In `@packages/opencode/src/altimate/tools/sql-analyze.ts`:
- Around line 38-40: The mapping that builds `findings` currently sets category
to `issue.rule ?? issue.type` which can be undefined; update the `findings`
construction (the const findings: Telemetry.Finding[] = ... mapping in
sql-analyze.ts) to provide a real string fallback when both `issue.rule` and
`issue.type` are missing (e.g., "unknown" or "unclassified_sql_issue") so every
Telemetry.Finding.category is always a non-empty string for the `sql_quality`
aggregation.
In `@test/simulation/run-e2e-simulations.sh`:
- Around line 377-379: The run_parallel calls are being double-backgrounded
which prevents the main shell's PIDS array from being updated; remove the
trailing ampersands from the run_parallel invocations (leave run_parallel
"edge_concurrent_1" ..., etc. without a trailing &) so that run_parallel (and
the underlying run_sim) can background and push their PIDs into PIDS properly;
verify that run_parallel, run_sim and wait_all continue to reference the shared
PIDS array.
---
Outside diff comments:
In `@packages/opencode/src/altimate/tools/dbt-manifest.ts`:
- Around line 17-24: The title and metadata currently use result.model_count and
result.source_count (and similarly test_count, snapshot_count, seed_count) which
can be undefined even when
result.models/result.sources/result.tests/result.snapshots/result.seeds arrays
exist; update the title and metadata to use the array lengths as fallbacks
(e.g., use (result.model_count ?? result.models?.length ?? 0) and
(result.source_count ?? result.sources?.length ?? 0), and likewise for
test_count/snapshot_count/seed_count using result.tests?.length,
result.snapshots?.length, result.seeds?.length) so the header, metadata, and
body remain consistent; apply this change wherever the code constructs the title
string and the metadata object in dbt-manifest.ts.
In `@packages/opencode/src/altimate/tools/sql-analyze.ts`:
- Around line 42-49: formatAnalysis() already normalizes missing values (e.g.

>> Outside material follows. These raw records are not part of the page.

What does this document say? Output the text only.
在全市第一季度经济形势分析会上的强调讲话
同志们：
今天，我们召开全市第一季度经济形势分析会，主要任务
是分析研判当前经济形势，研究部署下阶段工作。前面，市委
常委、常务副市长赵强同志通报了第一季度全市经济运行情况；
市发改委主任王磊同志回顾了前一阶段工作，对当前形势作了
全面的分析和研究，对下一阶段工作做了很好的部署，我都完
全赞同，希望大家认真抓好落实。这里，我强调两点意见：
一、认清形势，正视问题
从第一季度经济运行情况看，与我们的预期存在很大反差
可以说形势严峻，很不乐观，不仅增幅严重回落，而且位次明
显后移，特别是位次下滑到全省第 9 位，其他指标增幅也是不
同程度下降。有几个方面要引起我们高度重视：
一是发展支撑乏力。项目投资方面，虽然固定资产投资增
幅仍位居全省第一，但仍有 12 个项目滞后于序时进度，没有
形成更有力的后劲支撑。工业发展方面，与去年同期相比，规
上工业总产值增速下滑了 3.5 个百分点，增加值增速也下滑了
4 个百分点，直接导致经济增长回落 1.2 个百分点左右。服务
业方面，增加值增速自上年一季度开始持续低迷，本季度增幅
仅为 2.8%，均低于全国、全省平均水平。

falling back to issues.length), but the title and metadata still use raw
nullable fields (result.issue_count and result.confidence) so they can disagree
with the body; update the header construction and metadata to reuse the
normalized values returned by formatAnalysis (e.g. compute normalizedIssueCount
and normalizedConfidence from the formatAnalysis output or its normalized
properties) and use those variables in the title string and
metadata.issueCount/metadata.confidence (also apply the same change to the
second occurrence around the block that builds the alternate title/metadata at
the later lines).
---
Nitpick comments:
In `@packages/opencode/test/altimate/simulation-suite.test.ts`:
- Around line 1353-1356: Remove the dead increment/decrement around
totalScenarios in the error-handling test: the consecutive totalScenarios++ and
totalScenarios-- are a no-op and should be deleted so the test only calls
recordResult("error_handling", ...) and then asserts
expect(status).not.toBe("error"); update the block around the recordResult call
(referencing recordResult and totalScenarios) to eliminate those two lines and
leave the correct counting behavior to recordResult.

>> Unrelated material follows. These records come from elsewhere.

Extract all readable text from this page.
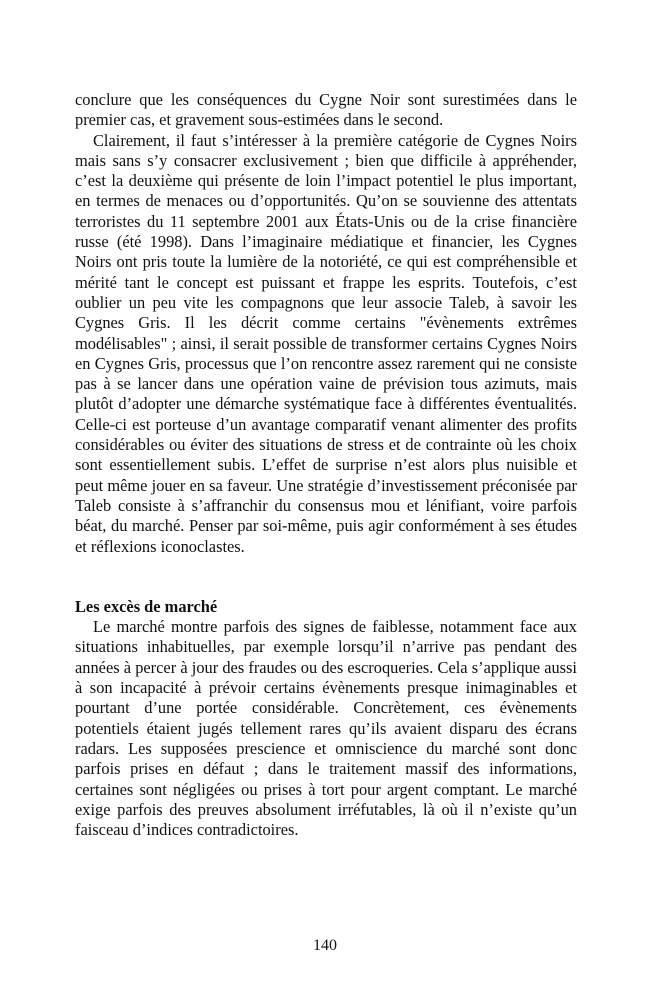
conclure que les conséquences du Cygne Noir sont surestimées dans le premier cas, et gravement sous-estimées dans le second.

Clairement, il faut s’intéresser à la première catégorie de Cygnes Noirs mais sans s’y consacrer exclusivement ; bien que difficile à appréhender, c’est la deuxième qui présente de loin l’impact potentiel le plus important, en termes de menaces ou d’opportunités. Qu’on se souvienne des attentats terroristes du 11 septembre 2001 aux États-Unis ou de la crise financière russe (été 1998). Dans l’imaginaire médiatique et financier, les Cygnes Noirs ont pris toute la lumière de la notoriété, ce qui est compréhensible et mérité tant le concept est puissant et frappe les esprits. Toutefois, c’est oublier un peu vite les compagnons que leur associe Taleb, à savoir les Cygnes Gris. Il les décrit comme certains "évènements extrêmes modélisables" ; ainsi, il serait possible de transformer certains Cygnes Noirs en Cygnes Gris, processus que l’on rencontre assez rarement qui ne consiste pas à se lancer dans une opération vaine de prévision tous azimuts, mais plutôt d’adopter une démarche systématique face à différentes éventualités. Celle-ci est porteuse d’un avantage comparatif venant alimenter des profits considérables ou éviter des situations de stress et de contrainte où les choix sont essentiellement subis. L’effet de surprise n’est alors plus nuisible et peut même jouer en sa faveur. Une stratégie d’investissement préconisée par Taleb consiste à s’affranchir du consensus mou et lénifiant, voire parfois béat, du marché. Penser par soi-même, puis agir conformément à ses études et réflexions iconoclastes.

Les excès de marché

Le marché montre parfois des signes de faiblesse, notamment face aux situations inhabituelles, par exemple lorsqu’il n’arrive pas pendant des années à percer à jour des fraudes ou des escroqueries. Cela s’applique aussi à son incapacité à prévoir certains évènements presque inimaginables et pourtant d’une portée considérable. Concrètement, ces évènements potentiels étaient jugés tellement rares qu’ils avaient disparu des écrans radars. Les supposées prescience et omniscience du marché sont donc parfois prises en défaut ; dans le traitement massif des informations, certaines sont négligées ou prises à tort pour argent comptant. Le marché exige parfois des preuves absolument irréfutables, là où il n’existe qu’un faisceau d’indices contradictoires.

140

- Around line 629-647: The test's mockResponse uses { success: true, data: ... }
but SchemaInspectTool expects the dispatcher shape with top-level fields like
table, schema_name, columns, and row_count; update the runToolScenario call in
simulation-suite.test.ts to include at least one happy-path mockResponse
matching that shape (e.g. top-level table, schema_name, columns: [{ name,
data_type, nullable, primary_key }], row_count) so the tool exercises the normal
unwrapped code path (leave the existing defensive-case mock as another test or
adjust assertions to verify both shapes); reference the runToolScenario
invocation and SchemaInspectTool behavior when making the change.
In `@test/simulation/run-e2e-simulations.sh`:
- Line 393: The local variable "warehouses" is declared but never used; either
remove the unused declaration or make the bulk schema-ops loop reference it. Fix
option A: delete the line defining local warehouses=(...) to remove dead code.
Fix option B: replace the inline list used in the schema operations loop with
the array expansion "${warehouses[@]}" so the loop iterates the declared
warehouses variable (update any loop header or usages that currently hard-code
the list). Ensure quoting/expansion is correct for bash arrays.
- Around line 510-512: The command-substitution assignments using local with
fallback (e.g., local session_ids=$(grep -o 'ses_[a-zA-Z0-9]*'
"$RESULTS_DIR/results.csv" 2>/dev/null | sort -u)) should be split: declare the
local variable first (local session_ids) and then assign it on the next line
with the command substitution and fallback (session_ids=$(grep ... || echo
"0")), preserving the original fallback behavior; apply this same
declare-then-assign pattern to the other similar locals in the script (the other
command-substitution locals referenced in the review) so each preserves the exit
status and follows ShellCheck SC2155 guidance.
🪄 Autofix (Beta)
Fix all unresolved CodeRabbit comments on this PR:
- Push a commit to this branch (recommended)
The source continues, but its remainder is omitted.